Switch to the previous window.

C-a "

List all windows with option to navigate and enter any of them.

C-w

Show a list of active windows with their numbers.

C-a <number>

Switch to the window number number.

C-a '

Switch to the window by its name.

C-a n

Switch to the next window.

C-a p

Switch to the previous window.

exit

Exit and close current window. If it was the last window in a session, exits screen terminating the session.

C-a k

Kill the current window forcefully (not recommended).

C-a : quit

Quit screen session completely terminating it. Alternatively - exit all screen windows.

C-a A

Rename current window.

C-a S

Split windows display horizontally. Use C-a c to create a new window inside the new split or C-X to close this part of split.

C-a |

Split windows display vertically. Available starting screen 4.01, i.e. not available on Mac 2020 which still uses screen 4.00.

C-a tab

Jump to the next region in a split window display.

C-a Q

Unsplit the window, leaving the current window active.

C-a [ or C-a <esc>

Enter buffer navigation mode to scroll output buffer, copy, edit and paste later. Navigation commands as per vim if Vim is set as editor.<esc> to leave the buffer mode.

<space>

Start/stop selection while in the buffer mode to select the text. Press <space> or <Enter> to copy the selected text. E.g. to select/copy the whole buffer: C-a [ gg <space> G <space> <esc>

C-a ]

Paste the selected text at the cursor of the terminal, or create a new window and say start Vim there and paste into it while in Insert mode.

C-a h

Dump the contents of the currently visible terminal to hardcopy.<n> file, where n is auto-incrementing number of your window.

C-a H

Start/end logging all output of the curent window into a file screenlog.N where N is the window number. The data is appended, not overwritten if the file exists. Output printed before that is not logged.

C-a a

Send Ctrl-a sequence to the shell in the window, useful to jump to the beginning of the line.

C-a M

Monitor window for activity. When enabled, will notify you of any acitvity while you work in other window.

C-a _

Monitor window for 30 seconds of silence, will notify you in any other window as Window 0: silence for 30 seconds

C-a ?

Show all key bindings help.

Save session state

This is not possible. If you use the same layout each session, you can put start up commands to re-create it in .screenrc file in your home directory, but still - you cannot save the current session state, i.e. contents of the windows and their layout.

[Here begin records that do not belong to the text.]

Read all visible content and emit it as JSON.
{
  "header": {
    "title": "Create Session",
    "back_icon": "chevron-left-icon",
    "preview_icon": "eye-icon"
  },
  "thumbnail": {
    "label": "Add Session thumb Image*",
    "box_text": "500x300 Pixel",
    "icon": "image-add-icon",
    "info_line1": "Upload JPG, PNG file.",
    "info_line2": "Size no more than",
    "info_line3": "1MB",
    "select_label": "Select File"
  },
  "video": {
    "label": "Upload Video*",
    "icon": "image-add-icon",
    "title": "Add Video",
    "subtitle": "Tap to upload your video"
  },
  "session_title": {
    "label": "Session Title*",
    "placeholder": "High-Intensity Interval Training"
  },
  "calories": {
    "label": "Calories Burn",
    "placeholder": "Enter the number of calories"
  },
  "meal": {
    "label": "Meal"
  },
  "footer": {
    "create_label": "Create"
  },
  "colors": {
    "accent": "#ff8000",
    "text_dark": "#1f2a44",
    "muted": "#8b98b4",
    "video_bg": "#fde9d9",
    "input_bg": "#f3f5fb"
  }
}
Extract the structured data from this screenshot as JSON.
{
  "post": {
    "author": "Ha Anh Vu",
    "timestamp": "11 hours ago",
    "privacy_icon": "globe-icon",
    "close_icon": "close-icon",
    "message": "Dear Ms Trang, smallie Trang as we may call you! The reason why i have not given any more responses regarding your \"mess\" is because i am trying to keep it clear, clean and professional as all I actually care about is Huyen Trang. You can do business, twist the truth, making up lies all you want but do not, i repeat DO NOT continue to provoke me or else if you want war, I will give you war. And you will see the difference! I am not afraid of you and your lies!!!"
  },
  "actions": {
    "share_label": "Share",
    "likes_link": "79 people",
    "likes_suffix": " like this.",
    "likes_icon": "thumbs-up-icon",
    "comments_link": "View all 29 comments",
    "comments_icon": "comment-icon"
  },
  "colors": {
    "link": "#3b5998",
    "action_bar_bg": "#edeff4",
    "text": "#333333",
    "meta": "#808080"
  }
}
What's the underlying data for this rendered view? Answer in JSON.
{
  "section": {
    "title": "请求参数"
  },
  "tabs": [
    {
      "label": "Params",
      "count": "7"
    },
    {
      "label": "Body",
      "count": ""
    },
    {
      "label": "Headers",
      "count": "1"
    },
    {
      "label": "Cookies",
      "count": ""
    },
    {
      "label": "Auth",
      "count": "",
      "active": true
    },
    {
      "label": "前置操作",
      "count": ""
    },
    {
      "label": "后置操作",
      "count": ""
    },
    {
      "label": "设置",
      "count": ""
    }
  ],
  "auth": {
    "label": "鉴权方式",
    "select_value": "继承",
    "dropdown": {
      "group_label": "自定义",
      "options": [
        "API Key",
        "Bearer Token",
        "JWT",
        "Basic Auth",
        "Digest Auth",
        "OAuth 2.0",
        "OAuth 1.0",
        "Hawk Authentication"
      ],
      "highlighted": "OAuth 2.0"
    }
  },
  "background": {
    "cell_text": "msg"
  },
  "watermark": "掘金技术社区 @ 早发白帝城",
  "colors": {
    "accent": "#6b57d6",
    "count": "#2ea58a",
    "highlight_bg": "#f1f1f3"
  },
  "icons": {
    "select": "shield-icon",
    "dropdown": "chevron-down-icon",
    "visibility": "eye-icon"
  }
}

Sharing session (e.g. for pair programming/tutoring)

Original session (say user1):

  1. Set suid root bit on screen binary: sudo chmod +s /usr/bin/screen

  2. Inside session you want to share: C-a : then multiuser on to enable sharing session.

  3. Add usernames to share the session with: C-a : acladd <username>

Connecting user (say user2):

  1. Run in shell: screen -x <sharing username>/, in our example screen -x user1/

Sets up sharing the session. Another user connecting to the session views real-time its output, can enter and run commands himself. Also see aclchg, acldel, aclgrp for controlling what the connecting user can and cannot do. E.g. to remove write permissions from all users on all windows: :aclchg * -w #

C-a *

See who is connected to your shared screen session.